Michel dacht verstaan te hebben dat Anna maandag naar huis mocht, maar toen ik aan de verpleegster vroeg om het (al dan niet) te bevestigen verschoot zij toch: ‘begin van de week werd ons gezegd, mevrouw’ en dus bleek maandag opeens niet meer zo zeker te zijn.
En toen moest Anna’s handje behandeld worden en op de plek op haar arm na en die op haar vingertjes, zag het er niet zo goed uit: bloed en etter.

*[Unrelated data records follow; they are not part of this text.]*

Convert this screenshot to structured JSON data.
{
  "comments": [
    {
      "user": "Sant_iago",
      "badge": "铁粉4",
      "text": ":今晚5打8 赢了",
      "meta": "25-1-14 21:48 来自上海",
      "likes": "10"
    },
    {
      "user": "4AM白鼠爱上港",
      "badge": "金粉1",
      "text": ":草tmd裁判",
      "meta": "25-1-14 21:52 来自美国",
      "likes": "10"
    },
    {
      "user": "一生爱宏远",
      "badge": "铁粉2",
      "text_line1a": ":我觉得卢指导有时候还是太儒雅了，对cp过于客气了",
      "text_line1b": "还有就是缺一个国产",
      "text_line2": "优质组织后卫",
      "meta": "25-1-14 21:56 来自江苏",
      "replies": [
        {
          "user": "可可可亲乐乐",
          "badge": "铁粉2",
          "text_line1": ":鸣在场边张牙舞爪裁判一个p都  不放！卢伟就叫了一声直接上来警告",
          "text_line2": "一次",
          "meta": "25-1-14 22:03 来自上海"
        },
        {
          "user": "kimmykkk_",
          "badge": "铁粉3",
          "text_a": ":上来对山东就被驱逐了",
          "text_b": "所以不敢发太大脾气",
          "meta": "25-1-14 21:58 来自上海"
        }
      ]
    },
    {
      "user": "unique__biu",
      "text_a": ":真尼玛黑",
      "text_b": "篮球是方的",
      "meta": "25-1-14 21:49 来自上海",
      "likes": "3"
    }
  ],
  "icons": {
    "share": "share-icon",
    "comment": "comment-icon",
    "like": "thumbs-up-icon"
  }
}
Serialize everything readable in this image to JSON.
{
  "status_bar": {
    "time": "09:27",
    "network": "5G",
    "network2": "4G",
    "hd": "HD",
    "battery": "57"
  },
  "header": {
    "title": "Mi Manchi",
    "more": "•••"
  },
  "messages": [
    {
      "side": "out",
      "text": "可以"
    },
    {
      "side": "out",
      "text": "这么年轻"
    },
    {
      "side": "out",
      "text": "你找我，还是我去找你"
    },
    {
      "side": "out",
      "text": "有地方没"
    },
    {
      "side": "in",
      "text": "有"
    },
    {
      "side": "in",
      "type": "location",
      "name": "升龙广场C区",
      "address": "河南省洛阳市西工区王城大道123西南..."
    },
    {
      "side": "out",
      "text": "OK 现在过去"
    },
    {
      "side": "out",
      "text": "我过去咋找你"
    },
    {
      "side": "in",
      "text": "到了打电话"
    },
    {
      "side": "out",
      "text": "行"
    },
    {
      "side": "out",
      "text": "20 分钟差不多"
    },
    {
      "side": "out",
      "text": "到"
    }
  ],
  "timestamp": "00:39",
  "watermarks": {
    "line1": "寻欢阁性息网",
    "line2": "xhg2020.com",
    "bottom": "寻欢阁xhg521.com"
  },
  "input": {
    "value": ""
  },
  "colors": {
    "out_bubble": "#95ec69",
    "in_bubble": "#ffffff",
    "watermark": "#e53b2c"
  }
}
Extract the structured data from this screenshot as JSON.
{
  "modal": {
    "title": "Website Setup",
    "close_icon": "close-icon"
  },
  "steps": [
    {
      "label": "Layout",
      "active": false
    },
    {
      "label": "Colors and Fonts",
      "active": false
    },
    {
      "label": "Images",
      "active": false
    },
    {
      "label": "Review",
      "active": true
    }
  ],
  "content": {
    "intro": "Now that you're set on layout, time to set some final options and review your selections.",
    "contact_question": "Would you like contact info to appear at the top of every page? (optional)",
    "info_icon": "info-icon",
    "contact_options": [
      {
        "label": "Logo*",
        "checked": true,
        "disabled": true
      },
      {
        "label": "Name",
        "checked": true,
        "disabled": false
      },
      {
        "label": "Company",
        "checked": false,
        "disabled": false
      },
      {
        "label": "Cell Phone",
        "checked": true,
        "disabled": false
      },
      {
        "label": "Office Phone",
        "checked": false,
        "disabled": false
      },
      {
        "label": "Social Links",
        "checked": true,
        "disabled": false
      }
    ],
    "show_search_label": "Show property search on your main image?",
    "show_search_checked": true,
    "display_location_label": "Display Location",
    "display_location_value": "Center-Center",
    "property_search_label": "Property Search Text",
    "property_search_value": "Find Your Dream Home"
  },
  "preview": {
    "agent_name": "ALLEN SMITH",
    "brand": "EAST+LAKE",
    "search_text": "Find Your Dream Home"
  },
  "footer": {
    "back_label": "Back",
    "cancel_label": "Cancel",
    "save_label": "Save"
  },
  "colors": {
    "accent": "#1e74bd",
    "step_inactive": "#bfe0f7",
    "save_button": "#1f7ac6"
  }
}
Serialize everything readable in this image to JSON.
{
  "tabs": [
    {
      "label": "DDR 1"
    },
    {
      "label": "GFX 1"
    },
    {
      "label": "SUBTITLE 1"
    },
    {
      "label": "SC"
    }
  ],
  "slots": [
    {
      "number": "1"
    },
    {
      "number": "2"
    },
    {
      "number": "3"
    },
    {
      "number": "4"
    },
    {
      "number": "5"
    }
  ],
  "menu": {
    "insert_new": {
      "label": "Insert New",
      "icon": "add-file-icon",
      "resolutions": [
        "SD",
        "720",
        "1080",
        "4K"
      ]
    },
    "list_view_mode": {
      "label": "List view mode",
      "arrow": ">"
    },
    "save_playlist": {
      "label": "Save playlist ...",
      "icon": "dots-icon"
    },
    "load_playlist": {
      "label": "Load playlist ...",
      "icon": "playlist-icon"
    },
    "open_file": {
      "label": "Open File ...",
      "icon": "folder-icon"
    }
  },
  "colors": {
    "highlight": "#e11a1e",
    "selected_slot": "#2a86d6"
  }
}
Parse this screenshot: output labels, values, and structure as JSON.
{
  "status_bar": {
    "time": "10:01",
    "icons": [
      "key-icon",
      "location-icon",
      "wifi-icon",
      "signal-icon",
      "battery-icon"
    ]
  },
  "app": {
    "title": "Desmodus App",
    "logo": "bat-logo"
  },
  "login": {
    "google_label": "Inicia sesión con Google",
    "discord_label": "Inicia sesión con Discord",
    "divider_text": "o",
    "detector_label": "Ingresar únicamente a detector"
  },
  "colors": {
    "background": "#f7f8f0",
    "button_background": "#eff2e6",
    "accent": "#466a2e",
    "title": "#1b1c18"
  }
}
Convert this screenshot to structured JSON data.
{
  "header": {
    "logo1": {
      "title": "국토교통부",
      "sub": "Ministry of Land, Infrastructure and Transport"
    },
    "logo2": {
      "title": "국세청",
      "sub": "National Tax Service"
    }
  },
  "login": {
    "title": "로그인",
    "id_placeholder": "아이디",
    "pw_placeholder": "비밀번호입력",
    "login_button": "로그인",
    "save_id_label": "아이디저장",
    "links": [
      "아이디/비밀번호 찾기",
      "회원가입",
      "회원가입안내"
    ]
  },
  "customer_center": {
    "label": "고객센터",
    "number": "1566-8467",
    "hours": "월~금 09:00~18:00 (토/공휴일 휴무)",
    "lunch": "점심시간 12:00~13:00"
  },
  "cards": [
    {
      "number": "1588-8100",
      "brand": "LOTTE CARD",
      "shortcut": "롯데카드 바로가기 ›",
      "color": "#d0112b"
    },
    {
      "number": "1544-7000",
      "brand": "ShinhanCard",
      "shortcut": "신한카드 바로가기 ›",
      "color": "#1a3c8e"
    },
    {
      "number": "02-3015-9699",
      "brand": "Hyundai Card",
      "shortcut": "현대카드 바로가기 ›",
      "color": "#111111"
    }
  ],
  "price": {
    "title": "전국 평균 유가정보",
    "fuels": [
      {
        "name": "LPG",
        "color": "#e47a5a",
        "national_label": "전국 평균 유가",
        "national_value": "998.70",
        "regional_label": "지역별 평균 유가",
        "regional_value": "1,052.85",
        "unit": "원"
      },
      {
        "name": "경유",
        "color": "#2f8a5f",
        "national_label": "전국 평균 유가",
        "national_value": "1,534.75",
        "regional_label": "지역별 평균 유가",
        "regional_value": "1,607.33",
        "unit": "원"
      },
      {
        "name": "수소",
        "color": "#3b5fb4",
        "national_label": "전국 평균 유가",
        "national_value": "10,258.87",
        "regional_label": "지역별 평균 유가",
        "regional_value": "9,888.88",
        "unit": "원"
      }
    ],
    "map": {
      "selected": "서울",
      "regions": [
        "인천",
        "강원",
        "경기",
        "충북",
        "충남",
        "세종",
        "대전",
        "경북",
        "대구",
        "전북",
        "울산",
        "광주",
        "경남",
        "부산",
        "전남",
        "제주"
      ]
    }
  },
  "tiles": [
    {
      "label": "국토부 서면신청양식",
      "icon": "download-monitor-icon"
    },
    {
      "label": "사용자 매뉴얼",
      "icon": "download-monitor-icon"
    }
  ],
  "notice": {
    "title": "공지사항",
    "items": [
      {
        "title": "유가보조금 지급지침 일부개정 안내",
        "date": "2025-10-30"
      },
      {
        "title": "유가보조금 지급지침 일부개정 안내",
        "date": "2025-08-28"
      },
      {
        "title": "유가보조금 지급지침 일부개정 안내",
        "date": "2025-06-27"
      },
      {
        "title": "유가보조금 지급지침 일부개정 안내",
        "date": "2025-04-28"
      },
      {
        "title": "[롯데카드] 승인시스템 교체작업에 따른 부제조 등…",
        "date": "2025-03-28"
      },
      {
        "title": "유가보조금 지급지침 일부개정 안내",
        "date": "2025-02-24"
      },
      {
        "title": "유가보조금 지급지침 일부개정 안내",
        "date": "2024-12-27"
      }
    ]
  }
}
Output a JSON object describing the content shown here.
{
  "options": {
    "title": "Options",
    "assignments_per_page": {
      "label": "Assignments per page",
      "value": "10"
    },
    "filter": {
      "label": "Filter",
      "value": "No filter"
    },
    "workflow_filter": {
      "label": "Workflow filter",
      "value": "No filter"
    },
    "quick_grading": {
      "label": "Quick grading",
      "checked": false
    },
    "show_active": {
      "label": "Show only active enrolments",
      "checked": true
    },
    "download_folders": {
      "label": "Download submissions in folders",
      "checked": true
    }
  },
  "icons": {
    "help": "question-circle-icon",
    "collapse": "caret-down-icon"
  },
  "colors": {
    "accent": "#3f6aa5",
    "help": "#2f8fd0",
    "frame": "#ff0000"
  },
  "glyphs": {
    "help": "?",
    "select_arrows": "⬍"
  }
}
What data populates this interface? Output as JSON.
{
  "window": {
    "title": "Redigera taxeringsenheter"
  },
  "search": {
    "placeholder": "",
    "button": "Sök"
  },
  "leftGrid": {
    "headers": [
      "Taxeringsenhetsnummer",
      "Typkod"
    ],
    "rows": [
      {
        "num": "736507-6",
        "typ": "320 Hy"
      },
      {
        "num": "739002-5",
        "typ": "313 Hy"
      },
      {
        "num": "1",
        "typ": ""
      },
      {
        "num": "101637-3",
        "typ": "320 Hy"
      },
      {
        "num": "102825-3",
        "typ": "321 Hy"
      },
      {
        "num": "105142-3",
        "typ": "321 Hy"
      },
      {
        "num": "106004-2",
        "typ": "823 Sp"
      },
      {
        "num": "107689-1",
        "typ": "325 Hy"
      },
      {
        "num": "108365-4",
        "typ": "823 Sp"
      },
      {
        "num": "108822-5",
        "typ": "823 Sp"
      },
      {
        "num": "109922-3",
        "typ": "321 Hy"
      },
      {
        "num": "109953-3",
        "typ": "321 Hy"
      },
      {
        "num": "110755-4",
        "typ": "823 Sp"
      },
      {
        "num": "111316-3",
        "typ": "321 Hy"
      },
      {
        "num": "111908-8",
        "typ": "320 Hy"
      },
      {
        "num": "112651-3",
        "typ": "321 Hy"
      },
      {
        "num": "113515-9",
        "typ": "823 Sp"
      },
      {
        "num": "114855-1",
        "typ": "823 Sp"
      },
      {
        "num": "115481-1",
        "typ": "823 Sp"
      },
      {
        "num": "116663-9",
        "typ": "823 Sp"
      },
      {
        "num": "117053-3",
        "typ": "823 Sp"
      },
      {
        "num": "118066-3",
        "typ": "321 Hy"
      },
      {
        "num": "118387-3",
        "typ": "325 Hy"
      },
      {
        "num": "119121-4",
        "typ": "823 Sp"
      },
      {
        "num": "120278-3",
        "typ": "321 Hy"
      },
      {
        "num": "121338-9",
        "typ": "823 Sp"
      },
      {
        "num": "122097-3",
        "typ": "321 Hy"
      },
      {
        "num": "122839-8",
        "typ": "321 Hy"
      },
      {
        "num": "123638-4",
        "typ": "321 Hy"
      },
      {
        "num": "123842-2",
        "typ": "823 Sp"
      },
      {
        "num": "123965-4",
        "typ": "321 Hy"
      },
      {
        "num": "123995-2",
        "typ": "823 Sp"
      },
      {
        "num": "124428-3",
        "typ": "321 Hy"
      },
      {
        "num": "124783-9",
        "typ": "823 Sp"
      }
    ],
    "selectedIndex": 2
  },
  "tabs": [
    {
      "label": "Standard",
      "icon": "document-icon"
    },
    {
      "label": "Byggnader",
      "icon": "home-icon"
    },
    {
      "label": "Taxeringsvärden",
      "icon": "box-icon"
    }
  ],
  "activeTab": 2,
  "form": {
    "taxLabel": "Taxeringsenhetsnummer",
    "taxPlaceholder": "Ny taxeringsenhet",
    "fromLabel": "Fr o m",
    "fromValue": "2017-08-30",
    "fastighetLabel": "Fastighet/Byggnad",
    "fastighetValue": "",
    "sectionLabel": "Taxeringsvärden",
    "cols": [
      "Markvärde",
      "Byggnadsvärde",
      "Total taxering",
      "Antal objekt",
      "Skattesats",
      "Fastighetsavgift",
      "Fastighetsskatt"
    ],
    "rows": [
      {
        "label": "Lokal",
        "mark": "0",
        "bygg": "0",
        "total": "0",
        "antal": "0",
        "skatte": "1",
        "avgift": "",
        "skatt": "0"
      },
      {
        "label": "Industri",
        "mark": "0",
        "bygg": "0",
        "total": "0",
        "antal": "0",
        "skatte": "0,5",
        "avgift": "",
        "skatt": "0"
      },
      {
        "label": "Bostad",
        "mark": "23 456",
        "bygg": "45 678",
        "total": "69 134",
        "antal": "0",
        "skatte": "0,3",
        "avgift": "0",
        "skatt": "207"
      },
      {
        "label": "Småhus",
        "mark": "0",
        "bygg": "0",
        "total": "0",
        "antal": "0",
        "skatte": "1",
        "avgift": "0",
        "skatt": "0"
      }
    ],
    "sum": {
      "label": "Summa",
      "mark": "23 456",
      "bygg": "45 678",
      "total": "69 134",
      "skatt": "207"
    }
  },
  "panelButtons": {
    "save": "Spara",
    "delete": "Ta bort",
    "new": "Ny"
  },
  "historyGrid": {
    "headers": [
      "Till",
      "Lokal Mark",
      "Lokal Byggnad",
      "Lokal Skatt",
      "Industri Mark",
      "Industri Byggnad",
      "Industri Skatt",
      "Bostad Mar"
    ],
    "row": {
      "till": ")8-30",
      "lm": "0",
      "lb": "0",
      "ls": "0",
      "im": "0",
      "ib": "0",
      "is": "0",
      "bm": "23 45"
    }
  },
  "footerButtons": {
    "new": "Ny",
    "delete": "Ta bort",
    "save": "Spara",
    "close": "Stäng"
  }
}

Tegenover de vorige keer dat ik het zag, eergisteren, geen verschil dat ik kon zien en de verpleegster bevestigde dat.
En zo is er dus opnieuw twijfel of Anna wel maandag naar huis kan/mag en hoe lang het nog zal duren. Niet van dat handje: gelijk welke behandeling er zal gedaan worden, dat wordt iets van relatief lange adem. Wel van, hoe lang het nog zal duren dat ze in het ziekenhuis moet blijven.
We hebben geïnformeerd of de behandeling niet ambulant zou kunnen, maar ik vermoed omdat Anna nog zo klein is en ze nog steeds niet weten welke kant het zal uitgaan, dat ze haar liever houden in plaats van haar te ontslaan en haar na een paar dagen opnieuw te moeten opnemen omdat ze dan toch moet geopereerd worden. Wat uiteindelijk wel goed is want ze is het daar de laatste dagen wel gewoon: ze gaat vrolijk mee met de juffrouw en de kinesisten, gaat alleen spelen in de speelzaal, eet flink en ze gaat over het algemeen zonder veel problemen gaan slapen deze laatste dagen.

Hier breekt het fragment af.